I didn’t really fit in any group. Groups at that age were so important. I was the odd girl. I didn’t know how to groom my hair like other people my color or understand their dynamics. Slang wasn’t allowed in my house growing up and I’d had a limited exposure to anyone not in my mother’s small circle of friends.
I remember those years vividly because of my mother’s inability to let me find my way or to help me understand the diverse cultures I should’ve been exposed to made it that much harder to figure out who I was.
My grandma always used to ask me when I was going to find a nice white boy to settle down with. First, I was like fifteen and so not ready for that. Second, I used to always tell them I wasn’t white and they’d smile and say they knew. They used to drive me bat crazy with that phrase and I’d leave the room frustrated because of the color reference.
When does color shape that?
Should Color shape anything?
My answer of course in a perfect world would be no but we don’t live in a perfect world. We live in one where people judge for what I like to refer as ‘shit and giggles’.
Every time I think the color barrier has been bridged and things are good, there is always someone to knock it down again, leaving me frustrated and having to start over again.
I was in my mid twenties when I finally gave up on trying to please everyone in my circle and realized, some people were just not going like me and oh well.
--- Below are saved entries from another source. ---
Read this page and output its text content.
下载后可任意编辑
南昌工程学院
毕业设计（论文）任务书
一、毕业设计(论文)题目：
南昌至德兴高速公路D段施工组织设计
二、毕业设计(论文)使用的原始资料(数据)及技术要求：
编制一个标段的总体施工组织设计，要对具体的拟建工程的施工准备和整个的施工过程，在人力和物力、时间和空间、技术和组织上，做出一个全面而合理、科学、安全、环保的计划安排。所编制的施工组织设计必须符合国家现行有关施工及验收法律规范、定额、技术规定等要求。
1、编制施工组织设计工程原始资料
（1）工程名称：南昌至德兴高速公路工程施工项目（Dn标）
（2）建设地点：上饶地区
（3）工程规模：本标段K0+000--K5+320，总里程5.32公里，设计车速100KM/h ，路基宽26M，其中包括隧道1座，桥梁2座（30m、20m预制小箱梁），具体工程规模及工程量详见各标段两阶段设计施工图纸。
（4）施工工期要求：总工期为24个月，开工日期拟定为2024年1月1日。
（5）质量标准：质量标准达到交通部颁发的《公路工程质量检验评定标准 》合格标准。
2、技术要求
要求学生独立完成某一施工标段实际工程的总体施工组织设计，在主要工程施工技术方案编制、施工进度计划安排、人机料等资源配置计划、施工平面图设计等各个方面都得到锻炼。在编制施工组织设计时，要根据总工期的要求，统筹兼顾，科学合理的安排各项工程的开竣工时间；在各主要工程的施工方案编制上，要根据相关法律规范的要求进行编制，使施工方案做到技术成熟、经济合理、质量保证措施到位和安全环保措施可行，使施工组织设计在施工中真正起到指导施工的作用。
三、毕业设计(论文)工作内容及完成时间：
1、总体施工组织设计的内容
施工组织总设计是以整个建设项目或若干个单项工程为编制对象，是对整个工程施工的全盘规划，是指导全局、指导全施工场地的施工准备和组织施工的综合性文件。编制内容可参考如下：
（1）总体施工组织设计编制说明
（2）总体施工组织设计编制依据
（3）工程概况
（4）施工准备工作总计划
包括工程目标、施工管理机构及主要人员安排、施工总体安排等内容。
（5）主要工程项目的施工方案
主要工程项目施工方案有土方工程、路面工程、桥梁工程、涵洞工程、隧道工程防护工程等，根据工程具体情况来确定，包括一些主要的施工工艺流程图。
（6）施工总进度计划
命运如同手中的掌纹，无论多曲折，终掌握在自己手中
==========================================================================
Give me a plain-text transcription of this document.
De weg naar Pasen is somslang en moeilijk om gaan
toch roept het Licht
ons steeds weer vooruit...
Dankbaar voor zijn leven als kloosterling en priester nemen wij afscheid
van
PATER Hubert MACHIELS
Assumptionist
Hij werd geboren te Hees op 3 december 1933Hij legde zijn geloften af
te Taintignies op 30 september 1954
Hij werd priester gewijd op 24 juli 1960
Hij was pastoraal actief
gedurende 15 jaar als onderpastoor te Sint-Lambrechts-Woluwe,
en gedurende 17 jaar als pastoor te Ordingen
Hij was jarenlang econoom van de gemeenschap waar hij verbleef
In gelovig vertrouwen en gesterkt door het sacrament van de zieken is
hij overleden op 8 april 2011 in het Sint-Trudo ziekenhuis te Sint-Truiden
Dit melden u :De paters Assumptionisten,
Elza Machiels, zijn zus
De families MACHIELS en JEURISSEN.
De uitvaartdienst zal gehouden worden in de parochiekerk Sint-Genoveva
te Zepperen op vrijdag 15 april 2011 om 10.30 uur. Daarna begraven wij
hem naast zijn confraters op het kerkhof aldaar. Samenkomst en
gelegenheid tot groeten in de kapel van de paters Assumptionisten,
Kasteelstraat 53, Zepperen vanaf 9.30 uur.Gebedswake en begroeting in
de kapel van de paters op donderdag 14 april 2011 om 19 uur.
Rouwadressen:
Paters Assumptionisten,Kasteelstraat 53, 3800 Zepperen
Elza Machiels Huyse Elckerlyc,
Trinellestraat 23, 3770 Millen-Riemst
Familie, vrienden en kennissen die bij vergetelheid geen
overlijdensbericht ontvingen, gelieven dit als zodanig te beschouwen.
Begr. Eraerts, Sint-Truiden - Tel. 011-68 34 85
Now I’m in my mid thirties and although I still feel the same way, it’s hard not to be insulted and to remain cordial when people in my circle who don’t feel that I am “Black” enough to be with my fiancé. That because I let my daughter dye her hair with blue streaks, my son dye his mohawk bright red that I am too lenient, or that my youngest has a smarter mouth than she should and I don’t jump down their throat or hit them…(much).
I can’t help that I was adopted by a white family and grew up differently. I won’t apologize for who I am and what I choose to do. And yet at every gathering with family and friends I have to deal with this particular person who goes out of her way to make me uncomfortable.
Others in our in our group of friends continually call me to apologize for this person’s behavior and I tell them it’s okay. I know it’s really not and that I shouldn’t have to be subjected to that type of behavior but people are who they are and if they don’t care for me, there’s something wrong with them, not me. Not that I’m perfection, I’m continually working to be better than I am.
I never thought I’d be in my Mid Thirties and defending myself to a person of color still. I thought this world I live in has grown past that.
This is one of the main reasons I love writing inter-racial romance. I feel there is much silence from those who share my complexion and downplay or hide what they’re going through. That it isn’t real if it’s not talked about.